Buss Farm is private, but once a year hosts a vintage car rally, offering fans of the author and of the TV series the chance to see the gardens and the outside of the house, as well as the Rolls Royce used in the programmes.
The village of Little Chart encapsulates something of the Larkin books: rural, with that unavoidable feeling of nostalgia - the ancient church which was devastated by a V1 flying bomb in 1944; the hall at Surrenden Park that burned down in 1952. But some important things endure - it still has its old pub!
H.E. Bates published the first of the Larkin stories in 1958, when the country was still recovering from the war, and times were hard. The stories were both nostalgic for the rural life lost to most, and hugely sensual, escapist even in a delightfully coarse and enjoyably guiltless way: tables groaning with two or more roasts; huge volumes of beer without the health-police muttering about units; fruit fresh from the plant. Charley and Mariette of course end up owning and running both a hop-garden and a brewery. Kent to this day is one of the great bastions of well-brewed real ale, with Shepherd Neame among many others keeping the tradition up.
Much of the filming for the TV programmes was done in and around the village of Pluckley, only 10 minutes off the M20 motorway to the west of Ashford. Aficionados will recognize the church, the village shop, and of course the regularly depicted pub. A good way to see the area is walking on the local parts of the two long-distance walks that take in Pluckley and the Chart Hills - Greensand Way, and The Stour Valley Walk. For those who believe in such things, Pluckley is supposedly the most haunted village in England, with a dozen or more ghosts noted there, and many more in the Screaming Woods outside the settlement.

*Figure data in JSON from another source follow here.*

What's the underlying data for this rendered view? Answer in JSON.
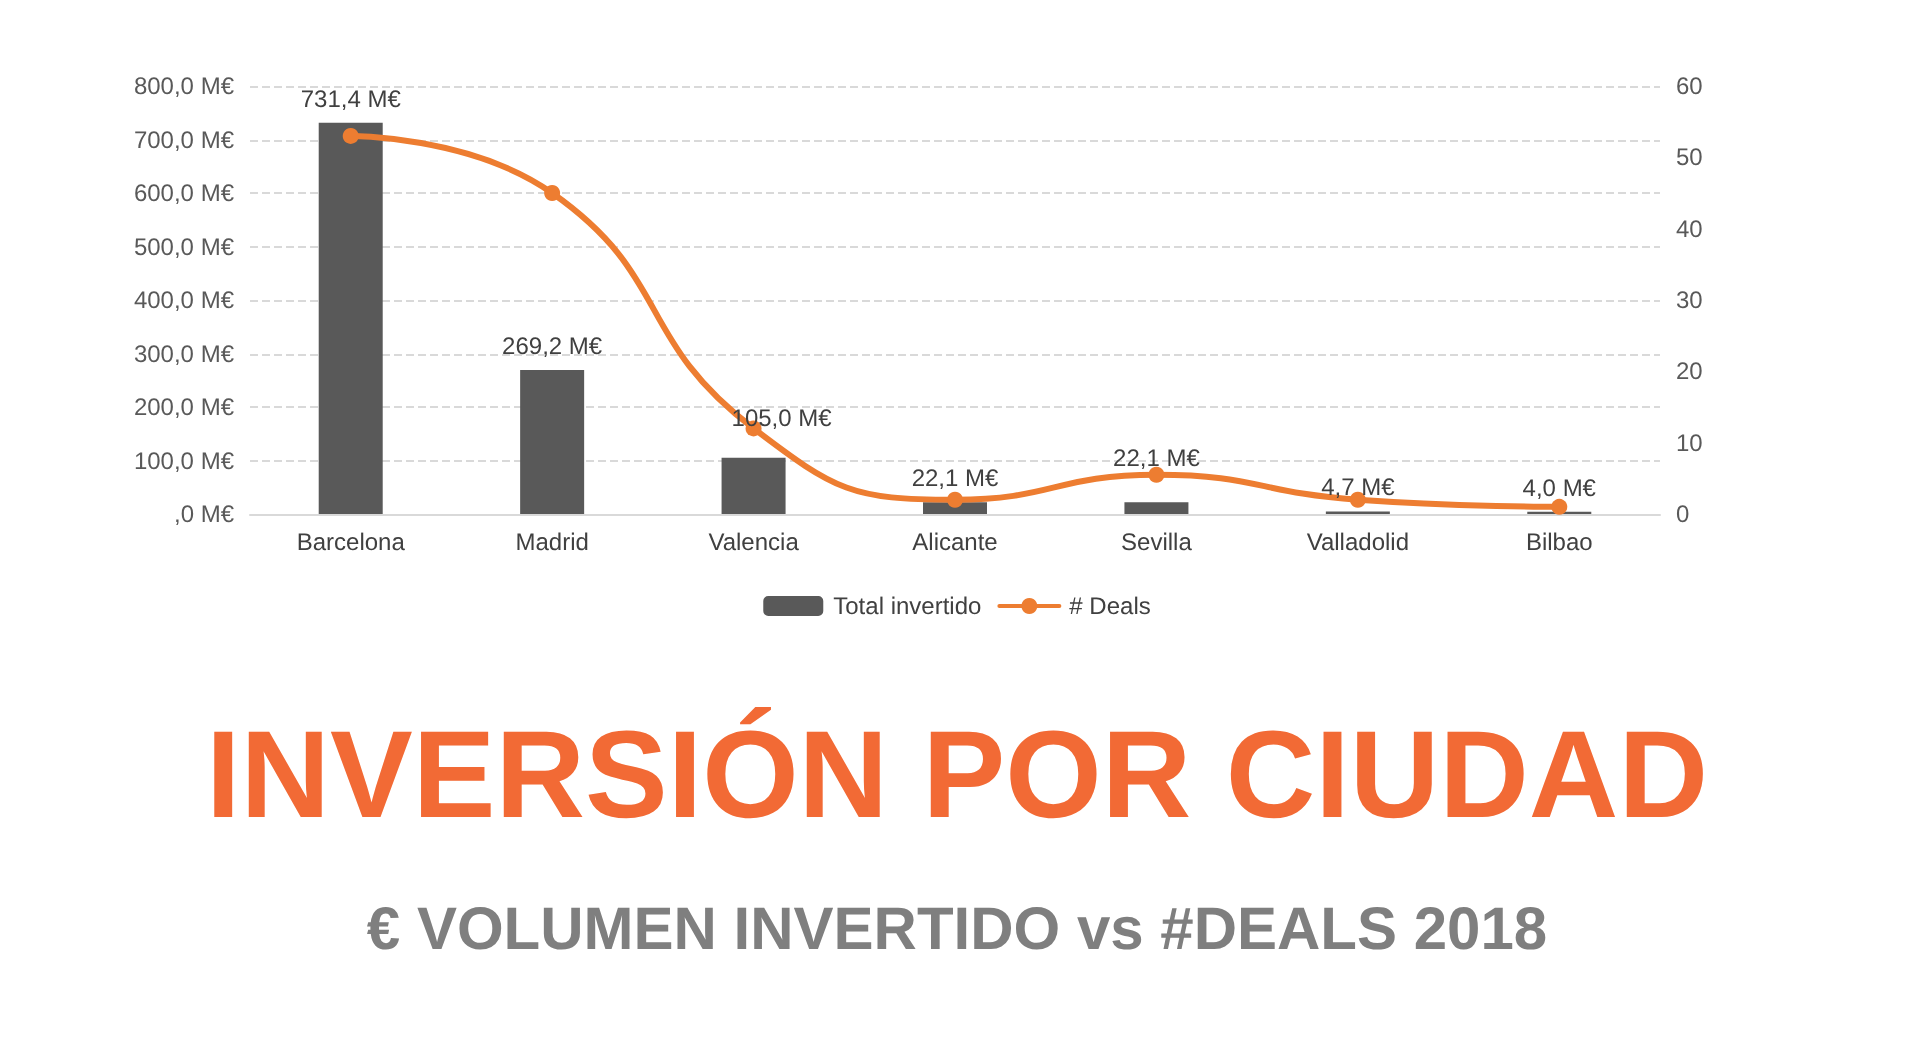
{
  "chart_data": {
    "type": "bar",
    "title": "INVERSIÓN POR CIUDAD",
    "subtitle": "€ VOLUMEN INVERTIDO vs #DEALS 2018",
    "categories": [
      "Barcelona",
      "Madrid",
      "Valencia",
      "Alicante",
      "Sevilla",
      "Valladolid",
      "Bilbao"
    ],
    "series": [
      {
        "name": "Total invertido",
        "color": "#595959",
        "values": [
          731.4,
          269.2,
          105.0,
          22.1,
          22.1,
          4.7,
          4.0
        ],
        "value_labels": [
          "731,4 M€",
          "269,2 M€",
          "105,0 M€",
          "22,1 M€",
          "22,1 M€",
          "4,7 M€",
          "4,0 M€"
        ]
      },
      {
        "name": "# Deals",
        "type": "line",
        "axis": "y2",
        "color": "#ed7d31",
        "marker": "circle",
        "values": [
          53,
          45,
          12,
          2,
          5.5,
          2,
          1
        ]
      }
    ],
    "ylim": [
      0,
      800
    ],
    "yticks": [
      {
        "value": 0,
        "label": ",0 M€"
      },
      {
        "value": 100,
        "label": "100,0 M€"
      },
      {
        "value": 200,
        "label": "200,0 M€"
      },
      {
        "value": 300,
        "label": "300,0 M€"
      },
      {
        "value": 400,
        "label": "400,0 M€"
      },
      {
        "value": 500,
        "label": "500,0 M€"
      },
      {
        "value": 600,
        "label": "600,0 M€"
      },
      {
        "value": 700,
        "label": "700,0 M€"
      },
      {
        "value": 800,
        "label": "800,0 M€"
      }
    ],
    "y2lim": [
      0,
      60
    ],
    "y2ticks": [
      0,
      10,
      20,
      30,
      40,
      50,
      60
    ],
    "grid": "y",
    "legend": "bottom"
  }
}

If you choose to arrive by train, stop to have a look at the timber clad station building, which may well be the oldest railway station in the world, built in 1842.
Tenterden, a larger place at the southern edge of the Weald, also provided several locations for the series, and repays a visit: it has a 12th century church, St Mildred's, the Kent and East Sussex Steam Railway on the outskirts, and something that would have been close to Pop Larkin's heart, a vineyard - perfick.
For a side-trip still with Larkin connections, why not try Folkestone , where the Victorian Leas Cable Car Lift offered a very different backdrop for filming. Folkestone has terraces, streets and big hotels of confident Victorian architecture to enjoy in a stroll, and a burgeoning creative quarter, plus of course the lure of the old fishing harbour and the Old High Street with its independent shops.
"Rough winds do shake the darling buds of May, and summer's lease hath all too short a date," which was Shakespeare 's way of saying get out and enjoy yourself while you can. This corner of Kent offers plenty of scope for simple pleasures Pop Larkin and doubtless the bard would have understood

1 Response to The Darling Buds of May

From Roger Holmes on 16th September 2010
One minor problem. You say "They lived at Buss Farm, on the Smarden Road outside Little Chart, until the author's death in 1974." This is inaccurate. If you replace the word 'Buss' with the word 'a' you would probably be correct. I know this because I live at Buss Farm which was the principal location of the TV series and it is not on the Smarden Road outside Little Chart. I open it one day a year to the public and raised 14,000+ for charity this year alone. A classic case of mixing up fact and fiction.